We hope you'll drop by to see it. It's been a long process to have it framed and mounted, but when you see the tapestry quilt, you'll know it was worth it. When I look at it, I can almost see the artisans in northern India, working to save the little worn-out pieces of clothing from their ancestors, in order to do a tapestry quilt from which generations of handicraft skills are passed. What a treasure we found in our travels. We just love being a part of the energy that participating in microfinancing of sorts (on a very small scale on our part) creates. The joy and feeling of accomplishment you see in their faces is unforgettable. Please do stop by and let us know what you think. We'd love to have you post your feedback on this blog.
Friday, January 22, 2010
FROM INDIA TO FRENCHTOWN...HANDICRAFT SKILLS IN BOTH PLACES
What a joy to see the tapestry quilt that Pete and I bought on one of our many trips to India together. We had traveled to northern India with our two daughters, and had the opportunity to visit some local artisans. The handicrafts they had created with their own hands, some with very rudimentary tools, were just extraordinary. Just looking at these pieces, and then having the opportunity to actually touch them, to feel the history behind each carving, each stitch...extraordinary. And what made it that much more special, was that we knew that whatever article we were touching, had been created through visual, tactile, and verbal memory; an inter-generational tradition of passing down their family's skill-set.
Truly from the moment we took the boards off the facade of the building and had a chance to take in the scope and breadth of the building, Pete and I knew that we would want to mount and frame this beautiful tapestry quilt to share with all our new friends in Frenchtown. This town has such a community of artists, of appreciation for all things old, hand-made and even foreign, that we just couldn't wait to choose a frame, background, etc. Well, with everything else that took place in just our enormous effort to open our doors barely two months after we took over ownership, the tapestry took a backseat. But it was not forgotten. Oh no. In fact, Marlon Aranha, our General Manager, will gladly share tales with you of how many mistakes we made trying to get this artwork on our wall. Frustrating? An understatement. But now that it is proudly displayed in our private dining room, it was all well worth it. My incessant calls to Marlon for updates, his follow-up on the work, the on-again-off-again mounting...all worth it. You really must drop by to see it. It's centuries old, and yet, the colors used (which eerily match the colors throughout our building), are vibrant and alive.
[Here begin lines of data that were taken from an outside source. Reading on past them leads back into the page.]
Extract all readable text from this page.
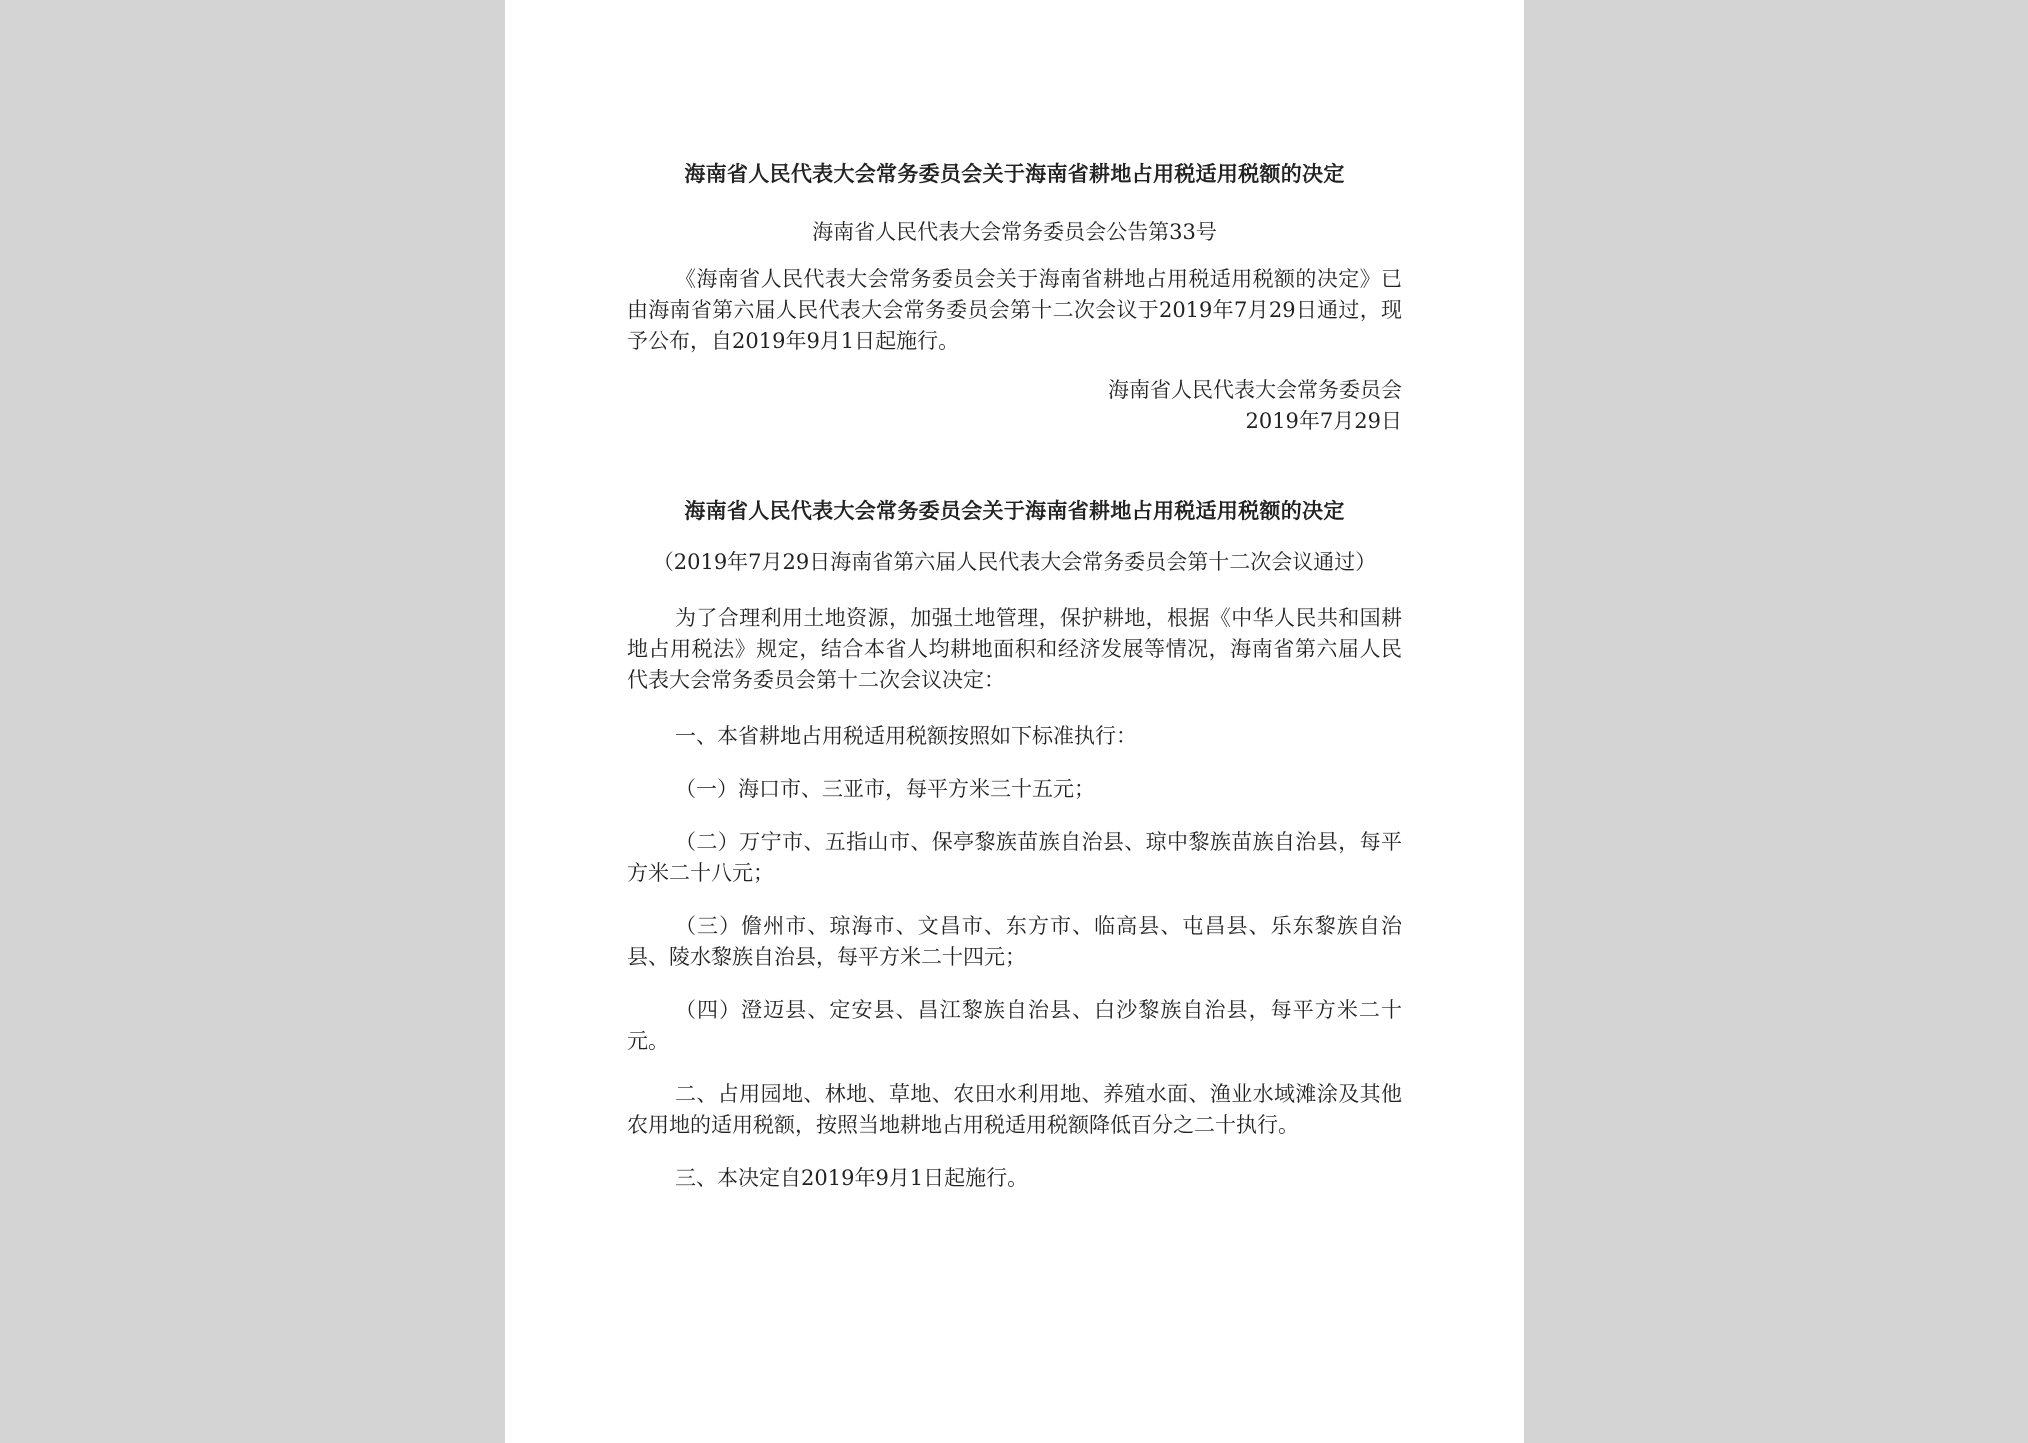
海南省人民代表大会常务委员会关于海南省耕地占用税适用税额的决定
海南省人民代表大会常务委员会公告第33号

《海南省人民代表大会常务委员会关于海南省耕地占用税适用税额的决定》已由海南省第六届人民代表大会常务委员会第十二次会议于2019年7月29日通过，现予公布，自2019年9月1日起施行。

海南省人民代表大会常务委员会
2019年7月29日
海南省人民代表大会常务委员会关于海南省耕地占用税适用税额的决定
（2019年7月29日海南省第六届人民代表大会常务委员会第十二次会议通过）

为了合理利用土地资源，加强土地管理，保护耕地，根据《中华人民共和国耕地占用税法》规定，结合本省人均耕地面积和经济发展等情况，海南省第六届人民代表大会常务委员会第十二次会议决定：

一、本省耕地占用税适用税额按照如下标准执行：

（一）海口市、三亚市，每平方米三十五元；

（二）万宁市、五指山市、保亭黎族苗族自治县、琼中黎族苗族自治县，每平方米二十八元；

（三）儋州市、琼海市、文昌市、东方市、临高县、屯昌县、乐东黎族自治县、陵水黎族自治县，每平方米二十四元；

（四）澄迈县、定安县、昌江黎族自治县、白沙黎族自治县，每平方米二十元。

二、占用园地、林地、草地、农田水利用地、养殖水面、渔业水域滩涂及其他农用地的适用税额，按照当地耕地占用税适用税额降低百分之二十执行。

三、本决定自2019年9月1日起施行。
And this is the fun part! Not only did Pete and I decide to share a piece of our travels by displaying this piece of art at The National Hotel, but we also decided that the frame should be a part of our own home. Yes! In fact, Dan Maltby, owner of Maltby Construction in Kingwood Township, and a master carpenter who has done a lot of restoration work for properties in the Princeton area, as well as a lot of work for us on our 1850s farmhouse, and also helped us with a couple of projects a The National Hotel, used some pretty old wood from our farmhouse, to create the frame. And I cannot leave out Glass Castle, who helped us with cutting the right odd-size glass for the frame, to actually offering to mount it for us. Thank you Glass Castle and thank you Bryan, our wonderful staff member who pulls double-duty by working for Glass Castle too. The tapestry, centuries old from India, looks gorgeous in our private dining room.